The Rapunzel solution; Younger women turning to hair extensions to add fullness, length, dazzle to ‘dos
By Lauren La Rose / The Canadian Press
It was a milestone event in Gina Sanelli’s life and she was ready to spice up her look for the occasion – so she decided to lead with her head.
“It was my high school graduation and my hair was a little shorter and I just kind of wanted something nice and long, just kind of a different look for my ceremony,” said Sanelli, 19.
She picked up a couple of bundles of hair extensions for about $50 apiece. A friend at the salon where she worked took between 45 minutes to an hour to glue in the extensions.
“It kind of feels a little weird when you first have them on because your hair feels a lot thicker, you’ve got something just kind of at your scalp, but you get used to it,” she said. “It feels natural after.”
Her chin-level, raven-haired cut transformed overnight into flowing, straight, lengthy locks fashioned with a loose wave.
Sanelli’s new look left her friends gobsmacked.
“They were shocked, they really, really liked it because I hadn’t had long hair in about a year and they loved it,” she recalled of the event three years ago. “It was a great reaction.”
Whether they’re curly, coloured, clip-ons or sew-on, young women are turning to hair extensions to add instant fullness and length to their ‘dos, for a night on the town or to shake up their everyday look.
They’re all the rage with celebrities like former Spice Girl Victoria Beckham and singer Jessica Simpson, who teamed up with her stylist, Ken Paves, to create a line of clip-on hair extensions.
Hotel heiress Paris Hilton had barely shed her orange jumpsuit following her release from jail this week when a van from DreamCatchers Hair Extensions, for which she is the celebrity pitchwoman, passed through the gates of her grandparents’ home.
A lot of people don’t realize everyone has a certain length their hair will actually grow to and extensions could be the answer for those longing for longer locks, said Claire Asprey, director of education at the Aveda Institute and Aveda Academy Salon in Toronto. “If you’ve got very fine hair, sometimes your hair will only actually grow to your shoulders and the lifespan of your hair won’t grow any longer than that,” she said.
The quality of extensions, how long someone wants to wear them for and styling fees are key in determining whether the cost of a lengthier ‘do will run into the hundreds or thousands of dollars.
Cindy Leblanc, a stylist at Robin Barker Hair’Sociates in Toronto’s upscale Yorkville neighbourhood, said it takes about four hours to put in Hairlocs, where individual extensions are added on by crotcheting a copper bead onto sections of hair.
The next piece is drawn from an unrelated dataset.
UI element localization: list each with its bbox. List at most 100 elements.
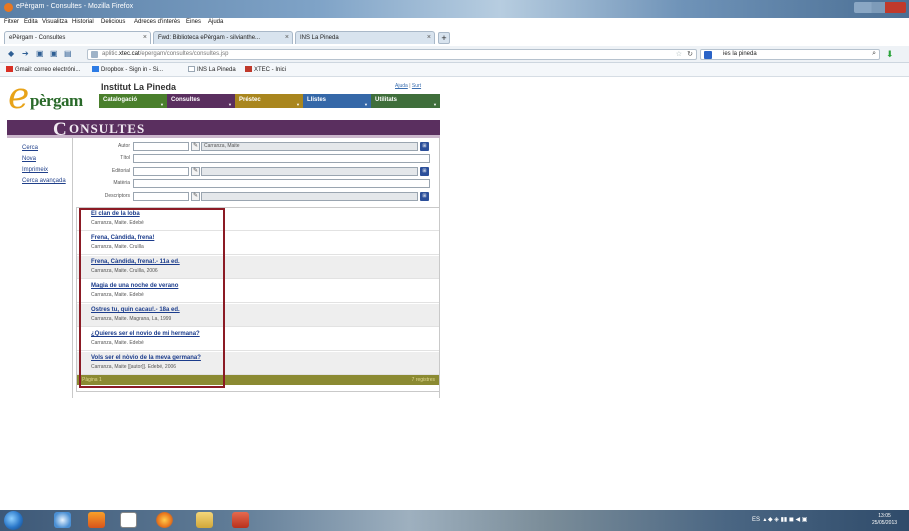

They last about three months.
“It’s a fairly expensive service,” she said. “Not a lot of 20-year-olds are trying to drop $1,400 on hair.”
Those seeking a more hands-on approach can take a stab at crafting their own extensions. Sounnie Phan, an apprentice stylist at Toronto’s Hair Extensions & Supplies, said the shop sells hair that ranges from $20 to $150 a pack and customers can buy clips and glue to fashion their own extensions.
“The youngest client we’ve gotten is 13 and it ranges all the way up,” she said. “It’s just a booming thing.”